Viví varios años en París, Londres y Venecia, buscando la nueva alianza de mi propia vocación. La encontré, acaso y pasajeramente, en un canto fúnebre a la modernidad que se nos agotaba por igual a todos, europeos y americanos. íbamos a cambiar, nos gustara o no, de piel. Las agitaciones de los años sesenta en todo el mundo no me ayudaron; sólo hicieron presente que la juventud estaba en otra parte, no en un escritor mexicano que en 1968, el año crucial, cumplió los cuarenta. Pero ese mismo año hubo la matanza de la Plaza de las Tres Culturas en México y la noche de Tlatelolco. El asesinato impune de centenares de jóvenes estudiantes por las fuerzas armadas y los agentes gubernamentales, nos hermanó a todos los mexicanos, más allá de nuestras diferencias biológicas o generacionales. Nos hermanó, quiero decir, no sólo en partidos sino en dolor; pero también nos dividió en posiciones en contra o a favor del comportamiento oficial. José Revueltas fue a la cárcel por su participación en el movimiento renovador; Martín Luis Guzmán alabó en una comida del Día de la Libertad de Prensa al Presidente Gustavo Díaz Ordaz, responsable de la matanza. Octavio Paz renunció a la embajada en la India; Salvador Novo entonó un aria de agradecimiento a Díaz Ordaz y las instituciones. Yo, desde París, organicé solicitudes de libertad para Revueltas y condenas a la violencia con que el gobierno, a falta de respuestas políticas, daba contestación sangrienta al desafío de los estudiantes. Éstos, ni más ni menos, eran los hijos de la revolución mexicana que yo exploré en mis primeros libros. Eran los jóvenes educados por la revolución que les enseñó a creer en democracia, justicia y libertad. Ahora ellos pedían sólo eso y el gobierno que se decía emanado de la revolución les contestaba con la muerte. El argumento oficial, hasta ese momento, había sido: Vamos a pacificar y estabilizar a un país deshecho por veinte años de contienda armada y un siglo de anarquía y dictadura. Vamos a dar educación, comunicaciones, salud, prosperidad económica. Ustedes, a cambio, van a permitirnos que para alcanzar todo esto, aplacemos la democracia. Progreso hoy, democracia mañana. Se los prometemos. Éste es el pacto.

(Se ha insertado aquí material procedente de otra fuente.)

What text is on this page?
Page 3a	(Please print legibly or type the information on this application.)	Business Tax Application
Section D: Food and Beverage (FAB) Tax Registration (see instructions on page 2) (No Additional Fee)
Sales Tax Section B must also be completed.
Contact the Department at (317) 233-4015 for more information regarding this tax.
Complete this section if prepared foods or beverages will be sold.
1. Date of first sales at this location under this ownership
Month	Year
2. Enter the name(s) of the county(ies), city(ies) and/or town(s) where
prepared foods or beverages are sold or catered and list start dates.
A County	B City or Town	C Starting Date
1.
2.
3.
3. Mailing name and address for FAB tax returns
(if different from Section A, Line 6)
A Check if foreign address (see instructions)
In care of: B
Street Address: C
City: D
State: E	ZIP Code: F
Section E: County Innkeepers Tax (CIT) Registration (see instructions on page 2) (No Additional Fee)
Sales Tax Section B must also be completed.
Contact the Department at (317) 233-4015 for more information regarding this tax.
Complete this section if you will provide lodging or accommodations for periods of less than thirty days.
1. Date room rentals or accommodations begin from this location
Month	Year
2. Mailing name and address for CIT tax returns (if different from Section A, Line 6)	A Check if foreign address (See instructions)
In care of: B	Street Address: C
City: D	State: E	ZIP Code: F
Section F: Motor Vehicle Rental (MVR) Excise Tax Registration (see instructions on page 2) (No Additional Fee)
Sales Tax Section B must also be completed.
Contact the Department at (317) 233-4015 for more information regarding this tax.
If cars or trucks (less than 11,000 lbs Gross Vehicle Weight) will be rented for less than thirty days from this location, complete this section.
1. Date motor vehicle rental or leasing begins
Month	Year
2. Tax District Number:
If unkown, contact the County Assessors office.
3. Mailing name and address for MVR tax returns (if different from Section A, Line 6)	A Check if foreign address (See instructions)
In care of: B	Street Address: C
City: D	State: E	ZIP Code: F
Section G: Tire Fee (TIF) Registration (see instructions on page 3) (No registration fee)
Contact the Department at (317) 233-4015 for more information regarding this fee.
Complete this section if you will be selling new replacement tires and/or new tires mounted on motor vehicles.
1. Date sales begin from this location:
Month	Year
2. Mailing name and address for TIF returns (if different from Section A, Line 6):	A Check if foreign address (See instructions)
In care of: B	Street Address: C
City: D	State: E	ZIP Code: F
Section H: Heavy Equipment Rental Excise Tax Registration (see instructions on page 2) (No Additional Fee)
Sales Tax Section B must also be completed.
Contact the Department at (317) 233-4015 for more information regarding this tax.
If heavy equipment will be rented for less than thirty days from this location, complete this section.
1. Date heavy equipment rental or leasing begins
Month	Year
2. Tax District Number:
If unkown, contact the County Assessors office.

Los muchachos del 68 pidieron democracia hoy y esa exigencia les costó la vida a ellos pero se la devolvió a México.

Yo esperaba que los nuevos escritores tradujeran todo esto a literatura, pero no me eximía a mí mismo de una mirada dura, acusándome a mí mismo de complicidades y cegueras que me impidieron participar mejor, más directamente, en ese parteaguas de la vida moderna de México que fue el 68. Mi pesadilla recurrente fue un hospital donde las autoridades negaron la entrada a los padres y familiares de los estudiantes, donde nadie amarró una tarjeta de identidad al dedo del pie desnudo de un solo cadáver…

– Aquí no va a haber quinientos cortejos fúnebres mañana -dijo un general mexicano-. Si lo permitimos, el gobierno se nos cae…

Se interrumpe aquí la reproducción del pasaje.